The letter borrows language and style cues from the Declaration of Independence. According to Green, the inclusion of signatures emulated the pledge the founding fathers gave to each other when they vowed their lives, fortunes and sacred honor.
However, unlike the original declaration, the military declaration does not seek separation from the Constitution “nor from what was handed down to us at so great a cost,” Green said, but rather “restoration through accountability.”
Miller said the references to the Declaration of Independence were “deliberate and meaningful” and that the signatories “believe that we have suffered a long train of abuses that has come to a head with the unlawful COVID-19 shot mandate.”
“We would be negligent in our duty to uphold our oaths to the Constitution as well as negligible in our loyalty to our countrymen if we permitted the continued demise of one of our most hallowed institutions,” Miller said.
Miller organized a Twitter Spaces discussion on the letter Monday. The recording can be accessed by clicking the image below.
‘Long train of abuses’ goes back 20 years
Pam Long, an Army veteran of the Medical Service Corps. and director of CHD’s Military Chapter, told The Defender that recent U.S. Supreme Court decisions have made it necessary for the military to step up to clean its own house.
Those decisions tossed three cases challenging the Biden administration’s COVID-19 vaccine mandate because, after the mandate was rescinded in the 2023 National Defense Authorization Act, those cases are now considered moot.
The Supreme Court determined that “These plaintiffs no longer have standing,” Long said, which gives the Department of Defense “an alibi to act like this was not illegal and to move on like it never happened.”
The decision also means those cases cannot be used to set a precedent, which, according to Long, means that the next time a mandate comes, legal cases will have to “start all over from scratch.”
“And that doesn’t help the 8,000 service members who were separated and are no longer in the military,” she said.
Long said because the COVID-19 vaccine fully licensed by the U.S. Food and Drug Administration was never manufactured, “the only thing available to service members was an experimental drug, which they legally had every right to refuse.”
Many of those service members received a “general discharge,” which, according to Long, often included misconduct codes related to their noncompliance with the vaccine mandate — marks that can prevent veterans from accessing the G.I. Bill for education and other benefits, she said.

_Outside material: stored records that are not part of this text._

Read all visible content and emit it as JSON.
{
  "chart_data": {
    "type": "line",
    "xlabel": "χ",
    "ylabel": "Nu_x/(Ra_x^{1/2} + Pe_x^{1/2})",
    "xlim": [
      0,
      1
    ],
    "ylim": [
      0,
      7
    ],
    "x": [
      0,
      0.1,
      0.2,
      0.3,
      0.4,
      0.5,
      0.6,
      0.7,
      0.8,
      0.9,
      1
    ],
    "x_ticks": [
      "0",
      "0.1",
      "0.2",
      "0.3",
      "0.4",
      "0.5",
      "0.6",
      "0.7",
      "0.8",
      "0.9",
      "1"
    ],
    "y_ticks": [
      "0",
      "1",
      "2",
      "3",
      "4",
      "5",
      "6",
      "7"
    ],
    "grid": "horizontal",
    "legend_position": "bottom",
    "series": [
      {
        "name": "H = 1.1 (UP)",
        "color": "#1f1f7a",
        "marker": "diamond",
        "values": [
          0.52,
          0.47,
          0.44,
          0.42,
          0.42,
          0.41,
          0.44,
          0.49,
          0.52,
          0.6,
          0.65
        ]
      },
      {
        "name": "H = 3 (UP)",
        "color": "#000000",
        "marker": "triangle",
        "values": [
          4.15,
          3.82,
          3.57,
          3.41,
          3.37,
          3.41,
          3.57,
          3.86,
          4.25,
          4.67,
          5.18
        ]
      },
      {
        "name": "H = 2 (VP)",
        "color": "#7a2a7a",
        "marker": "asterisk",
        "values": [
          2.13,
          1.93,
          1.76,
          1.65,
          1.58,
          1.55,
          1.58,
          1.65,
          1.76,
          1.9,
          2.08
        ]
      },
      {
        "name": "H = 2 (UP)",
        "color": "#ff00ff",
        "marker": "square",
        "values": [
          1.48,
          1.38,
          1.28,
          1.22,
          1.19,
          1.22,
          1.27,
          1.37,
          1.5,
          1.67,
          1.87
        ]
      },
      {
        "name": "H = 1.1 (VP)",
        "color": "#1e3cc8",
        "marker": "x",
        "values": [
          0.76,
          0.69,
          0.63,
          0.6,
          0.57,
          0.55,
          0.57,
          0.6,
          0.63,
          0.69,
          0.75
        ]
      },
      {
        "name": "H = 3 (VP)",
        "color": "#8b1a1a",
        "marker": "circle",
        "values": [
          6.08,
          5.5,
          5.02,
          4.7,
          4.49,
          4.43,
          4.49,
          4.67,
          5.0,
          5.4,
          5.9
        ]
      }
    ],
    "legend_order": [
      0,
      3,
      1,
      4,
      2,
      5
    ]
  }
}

Long emphasized the need for new bills in Congress that would change general discharges to “honorable discharges” and provide restitution for lost wages, retirement pay, demotions, injuries and deaths.
The “long train of abuses” referred to by Miller, according to Long, goes back at least to the early 2000s with the experimental anthrax vaccine and the neurological injuries it caused to service members.
Those stories and more recent ones are now being captured on the CHD Military Chapter website, in podcasts hosted by Miller and Dave Beckerman and in interviews with veterans visiting CHD’s “Vax-Unvax” bus.